Upregulating MicroRNA-203 Alleviates Myocardial Remodeling... : Journal of Cardiovascular Pharmacology (original) (raw)

Original Article

Upregulating MicroRNA-203 Alleviates Myocardial Remodeling and Cell Apoptosis Through Downregulating Protein Tyrosine Phosphatase 1B in Rats With Myocardial Infarction

Zhang, Jing MD*; Pan, Jianyuan MS*; Yang, Mengsi MS*; Jin, Xiaoqin MS*; Feng, Jun MS*; Wang, Ailing MS†; Chen, Zhenfei MS*

*Department of Cardiovascular Physiology, The Second People Hospital of He Fei, Hefei City, Anhui Province, People's Republic of China; and

†Department of Cardiovascular Medicine, The First Affilated Hospital of Anhui Medical University, Hefei City, Anhui Province, People's Republic of China.

Reprints: Zhenfei Chen, MD, Department of Cardiovascular, The Second People Hospital of He Fei, No. 246 Heping Stt, Hefei City, Anhui Province 230021, People's Republic of China (e-mail: [email protected]).

The authors report no conflicts of interest.

The analyzed data sets generated during the study are available from the corresponding author on reasonable request.

Abstract

Myocardial infarction (MI) is one of cardiovascular diseases with high incidence and mortality.

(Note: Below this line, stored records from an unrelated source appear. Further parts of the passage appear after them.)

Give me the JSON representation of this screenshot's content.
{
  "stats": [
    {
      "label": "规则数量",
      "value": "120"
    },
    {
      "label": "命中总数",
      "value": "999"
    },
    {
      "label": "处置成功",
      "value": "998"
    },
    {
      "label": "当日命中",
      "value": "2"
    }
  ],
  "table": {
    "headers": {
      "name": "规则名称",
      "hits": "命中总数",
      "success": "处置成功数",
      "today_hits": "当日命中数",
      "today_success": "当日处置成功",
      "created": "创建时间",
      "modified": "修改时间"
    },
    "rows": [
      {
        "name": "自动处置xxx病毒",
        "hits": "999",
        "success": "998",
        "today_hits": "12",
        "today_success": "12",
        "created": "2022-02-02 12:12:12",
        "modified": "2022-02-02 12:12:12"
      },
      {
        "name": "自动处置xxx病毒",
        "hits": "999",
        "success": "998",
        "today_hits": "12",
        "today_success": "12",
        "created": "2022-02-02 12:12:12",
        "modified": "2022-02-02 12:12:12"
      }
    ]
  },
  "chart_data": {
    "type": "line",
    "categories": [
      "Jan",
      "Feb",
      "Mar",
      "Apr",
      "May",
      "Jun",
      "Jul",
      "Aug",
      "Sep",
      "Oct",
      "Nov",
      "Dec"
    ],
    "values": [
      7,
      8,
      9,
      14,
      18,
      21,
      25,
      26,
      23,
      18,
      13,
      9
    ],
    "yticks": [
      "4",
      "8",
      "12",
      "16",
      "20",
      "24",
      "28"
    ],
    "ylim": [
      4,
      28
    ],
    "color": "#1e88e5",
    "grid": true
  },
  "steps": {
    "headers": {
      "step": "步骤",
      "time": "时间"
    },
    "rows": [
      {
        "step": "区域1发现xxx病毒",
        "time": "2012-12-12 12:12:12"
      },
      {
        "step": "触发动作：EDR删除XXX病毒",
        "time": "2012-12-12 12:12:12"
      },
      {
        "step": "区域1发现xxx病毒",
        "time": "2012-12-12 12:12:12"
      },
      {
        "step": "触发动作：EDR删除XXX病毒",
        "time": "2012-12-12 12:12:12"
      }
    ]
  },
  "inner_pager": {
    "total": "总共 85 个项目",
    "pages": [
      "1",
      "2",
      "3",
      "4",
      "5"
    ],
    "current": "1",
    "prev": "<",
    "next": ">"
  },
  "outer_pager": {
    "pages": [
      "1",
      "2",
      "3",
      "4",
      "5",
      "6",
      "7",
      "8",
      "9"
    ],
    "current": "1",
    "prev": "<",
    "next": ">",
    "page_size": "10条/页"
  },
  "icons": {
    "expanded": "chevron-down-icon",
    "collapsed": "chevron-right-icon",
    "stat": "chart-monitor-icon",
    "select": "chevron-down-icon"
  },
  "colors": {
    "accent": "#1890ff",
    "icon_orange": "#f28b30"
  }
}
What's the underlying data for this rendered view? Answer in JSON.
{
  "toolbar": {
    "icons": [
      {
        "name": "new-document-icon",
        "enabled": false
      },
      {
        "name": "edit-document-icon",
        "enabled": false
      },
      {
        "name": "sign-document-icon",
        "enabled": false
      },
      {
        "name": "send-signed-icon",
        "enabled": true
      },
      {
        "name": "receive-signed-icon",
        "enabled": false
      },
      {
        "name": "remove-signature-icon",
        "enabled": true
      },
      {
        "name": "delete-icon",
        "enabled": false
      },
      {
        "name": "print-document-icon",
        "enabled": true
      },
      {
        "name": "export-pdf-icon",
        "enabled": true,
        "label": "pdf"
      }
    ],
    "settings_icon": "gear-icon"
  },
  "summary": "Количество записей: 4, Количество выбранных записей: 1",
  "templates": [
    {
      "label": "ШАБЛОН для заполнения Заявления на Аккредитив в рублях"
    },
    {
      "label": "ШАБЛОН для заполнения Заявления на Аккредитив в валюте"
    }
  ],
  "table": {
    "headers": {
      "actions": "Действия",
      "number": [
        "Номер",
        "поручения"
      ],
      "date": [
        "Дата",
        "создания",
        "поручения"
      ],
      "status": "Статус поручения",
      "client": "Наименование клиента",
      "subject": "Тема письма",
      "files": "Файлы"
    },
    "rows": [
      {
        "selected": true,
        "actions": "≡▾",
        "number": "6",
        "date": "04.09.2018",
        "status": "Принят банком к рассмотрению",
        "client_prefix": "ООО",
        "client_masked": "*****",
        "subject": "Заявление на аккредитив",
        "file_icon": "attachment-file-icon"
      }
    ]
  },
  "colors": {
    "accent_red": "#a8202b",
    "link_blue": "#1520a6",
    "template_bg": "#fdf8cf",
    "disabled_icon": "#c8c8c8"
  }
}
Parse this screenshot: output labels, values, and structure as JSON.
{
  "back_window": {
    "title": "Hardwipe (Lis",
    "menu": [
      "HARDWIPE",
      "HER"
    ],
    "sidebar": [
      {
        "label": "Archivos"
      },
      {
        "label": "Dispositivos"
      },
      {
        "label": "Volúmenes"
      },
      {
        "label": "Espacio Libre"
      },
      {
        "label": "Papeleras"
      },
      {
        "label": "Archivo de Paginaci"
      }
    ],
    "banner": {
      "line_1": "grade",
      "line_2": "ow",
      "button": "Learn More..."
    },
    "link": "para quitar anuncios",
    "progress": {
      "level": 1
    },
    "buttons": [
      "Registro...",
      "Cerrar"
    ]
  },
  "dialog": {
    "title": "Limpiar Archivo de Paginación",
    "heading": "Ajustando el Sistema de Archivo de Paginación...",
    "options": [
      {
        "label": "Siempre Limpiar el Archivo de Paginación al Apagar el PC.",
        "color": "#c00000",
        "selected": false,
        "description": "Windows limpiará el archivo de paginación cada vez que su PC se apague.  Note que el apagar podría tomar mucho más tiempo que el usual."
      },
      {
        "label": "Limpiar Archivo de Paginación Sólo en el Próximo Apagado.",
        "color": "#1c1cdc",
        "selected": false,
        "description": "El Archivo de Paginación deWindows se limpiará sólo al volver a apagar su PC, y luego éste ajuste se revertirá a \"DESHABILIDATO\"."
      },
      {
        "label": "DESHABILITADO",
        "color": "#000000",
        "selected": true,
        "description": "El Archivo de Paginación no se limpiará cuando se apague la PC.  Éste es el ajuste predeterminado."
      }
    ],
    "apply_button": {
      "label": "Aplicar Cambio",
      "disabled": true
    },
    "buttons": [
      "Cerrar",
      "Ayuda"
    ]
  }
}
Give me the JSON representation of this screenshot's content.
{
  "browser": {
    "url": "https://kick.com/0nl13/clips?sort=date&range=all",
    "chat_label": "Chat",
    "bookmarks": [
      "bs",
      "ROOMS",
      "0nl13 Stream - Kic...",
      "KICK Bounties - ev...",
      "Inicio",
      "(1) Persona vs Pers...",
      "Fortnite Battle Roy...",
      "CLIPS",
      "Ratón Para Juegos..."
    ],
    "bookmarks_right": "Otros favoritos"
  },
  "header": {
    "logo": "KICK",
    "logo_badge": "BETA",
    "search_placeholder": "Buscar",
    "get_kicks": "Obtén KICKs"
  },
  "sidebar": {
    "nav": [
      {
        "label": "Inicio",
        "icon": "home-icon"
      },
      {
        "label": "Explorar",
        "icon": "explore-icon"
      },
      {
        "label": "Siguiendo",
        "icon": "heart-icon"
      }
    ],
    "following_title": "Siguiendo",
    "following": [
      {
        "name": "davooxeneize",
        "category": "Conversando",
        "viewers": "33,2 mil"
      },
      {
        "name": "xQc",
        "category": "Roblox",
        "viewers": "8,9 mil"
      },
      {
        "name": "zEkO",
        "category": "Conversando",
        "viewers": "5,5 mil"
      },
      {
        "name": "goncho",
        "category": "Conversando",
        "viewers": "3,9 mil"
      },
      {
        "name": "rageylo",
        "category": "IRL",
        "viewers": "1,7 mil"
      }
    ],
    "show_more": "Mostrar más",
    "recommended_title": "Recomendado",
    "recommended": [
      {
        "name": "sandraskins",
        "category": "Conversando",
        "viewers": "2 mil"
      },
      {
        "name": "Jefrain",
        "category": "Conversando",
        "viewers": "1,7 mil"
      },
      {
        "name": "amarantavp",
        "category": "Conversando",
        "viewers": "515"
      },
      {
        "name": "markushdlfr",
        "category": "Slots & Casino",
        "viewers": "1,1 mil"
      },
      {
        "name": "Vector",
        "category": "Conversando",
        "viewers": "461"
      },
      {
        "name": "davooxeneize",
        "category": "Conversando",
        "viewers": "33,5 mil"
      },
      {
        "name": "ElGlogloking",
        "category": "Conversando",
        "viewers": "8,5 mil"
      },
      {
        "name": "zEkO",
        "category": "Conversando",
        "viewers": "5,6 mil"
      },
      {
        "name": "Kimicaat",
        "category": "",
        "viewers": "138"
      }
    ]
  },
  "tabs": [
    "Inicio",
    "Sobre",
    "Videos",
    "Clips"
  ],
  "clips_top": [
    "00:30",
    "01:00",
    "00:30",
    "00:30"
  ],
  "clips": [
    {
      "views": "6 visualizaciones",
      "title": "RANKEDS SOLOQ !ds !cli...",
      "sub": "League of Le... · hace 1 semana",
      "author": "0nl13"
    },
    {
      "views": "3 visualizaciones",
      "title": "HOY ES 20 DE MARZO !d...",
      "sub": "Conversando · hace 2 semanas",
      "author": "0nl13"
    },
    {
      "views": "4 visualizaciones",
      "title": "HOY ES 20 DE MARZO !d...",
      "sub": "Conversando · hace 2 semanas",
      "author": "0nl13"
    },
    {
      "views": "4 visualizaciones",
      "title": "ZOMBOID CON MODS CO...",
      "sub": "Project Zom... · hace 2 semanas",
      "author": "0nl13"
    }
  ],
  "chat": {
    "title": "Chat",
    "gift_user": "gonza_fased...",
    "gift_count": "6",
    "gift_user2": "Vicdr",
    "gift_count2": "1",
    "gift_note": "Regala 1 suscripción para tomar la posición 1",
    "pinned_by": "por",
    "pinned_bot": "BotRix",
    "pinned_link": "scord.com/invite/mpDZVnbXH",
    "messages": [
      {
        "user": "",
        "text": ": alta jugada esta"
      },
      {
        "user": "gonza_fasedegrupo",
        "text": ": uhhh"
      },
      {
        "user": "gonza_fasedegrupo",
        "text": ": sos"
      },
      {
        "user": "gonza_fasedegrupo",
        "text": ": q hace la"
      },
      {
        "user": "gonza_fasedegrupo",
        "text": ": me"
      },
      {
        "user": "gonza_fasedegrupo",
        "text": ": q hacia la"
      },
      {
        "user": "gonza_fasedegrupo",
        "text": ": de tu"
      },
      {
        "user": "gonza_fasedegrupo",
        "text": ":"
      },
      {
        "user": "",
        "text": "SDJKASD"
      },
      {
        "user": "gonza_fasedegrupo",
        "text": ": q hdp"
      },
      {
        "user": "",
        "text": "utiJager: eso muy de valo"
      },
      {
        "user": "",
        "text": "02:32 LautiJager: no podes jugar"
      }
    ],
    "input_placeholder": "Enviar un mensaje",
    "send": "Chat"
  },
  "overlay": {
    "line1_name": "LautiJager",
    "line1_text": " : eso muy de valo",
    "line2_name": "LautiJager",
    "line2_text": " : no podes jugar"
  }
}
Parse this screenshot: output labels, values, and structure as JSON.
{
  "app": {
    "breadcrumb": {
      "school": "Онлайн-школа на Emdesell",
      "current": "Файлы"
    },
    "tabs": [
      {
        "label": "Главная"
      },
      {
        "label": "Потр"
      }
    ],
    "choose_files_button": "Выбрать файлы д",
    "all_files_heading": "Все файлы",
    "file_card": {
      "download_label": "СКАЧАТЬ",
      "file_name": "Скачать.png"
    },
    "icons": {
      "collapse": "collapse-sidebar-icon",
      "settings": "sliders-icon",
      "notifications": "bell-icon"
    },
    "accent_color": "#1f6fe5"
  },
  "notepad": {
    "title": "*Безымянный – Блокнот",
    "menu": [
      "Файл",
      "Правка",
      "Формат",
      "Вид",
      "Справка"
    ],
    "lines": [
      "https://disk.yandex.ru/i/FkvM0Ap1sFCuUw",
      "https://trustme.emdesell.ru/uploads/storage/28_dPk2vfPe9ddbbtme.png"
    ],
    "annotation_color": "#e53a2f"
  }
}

MicroRNAs, as posttranscriptional regulators of genes, are involved in many diseases, including cardiovascular diseases. The aim of the present study was to determine whether miR-203 was functional in MI therapy and how it worked. Left anterior descending artery ligation and hypoxia/reoxygenation (H/R) treatment were, respectively, performed to obtain MI rats and hypoxia-injured H9c2 cells. Western blot and quantitative real-time polymerase chain reaction were used to determine protein levels and messenger RNA of relevant genes, respectively. Lentivirus-mediated overexpression of miR-203 was performed to study the miR-203 functions on left ventricular remodeling, infarct size, and cardiomyocyte apoptosis. Compared with the sham group, miR-203 levels were significantly decreased in MI and H/R groups. However, overexpressing miR-203 greatly improved the cardiac function, reduced infarct size in rats after MI and weakened infarction-induced apoptosis by increasing Bcl-2 and reducing decreasing Bax, cleaved caspase-3, and cleaved caspase-9. In addition, Protein tyrosine phosphatase 1B (PTP1B) was proved as a target of miR-203 in cardiomyocytes, and it was negatively regulated by miR-203. Further experiments indicated that PTP1B overexpression could remarkably inhibit miR-203-mediated antiapoptosis of cardiomyocytes and alleviate protective effects of miR-203 on mitochondria after H/R treatment. Altogether, miR-203 prevented infarction-induced apoptosis by regulating PTP1B, including reducing proapoptosis proteins, inactivating caspase pathway, and protecting mitochondria. In conclusion, miR-203 had abilities to alleviate MI-caused injury on myocardium tissues and reduce mitochondria-mediated apoptosis, which might be a potential target used for MI therapy.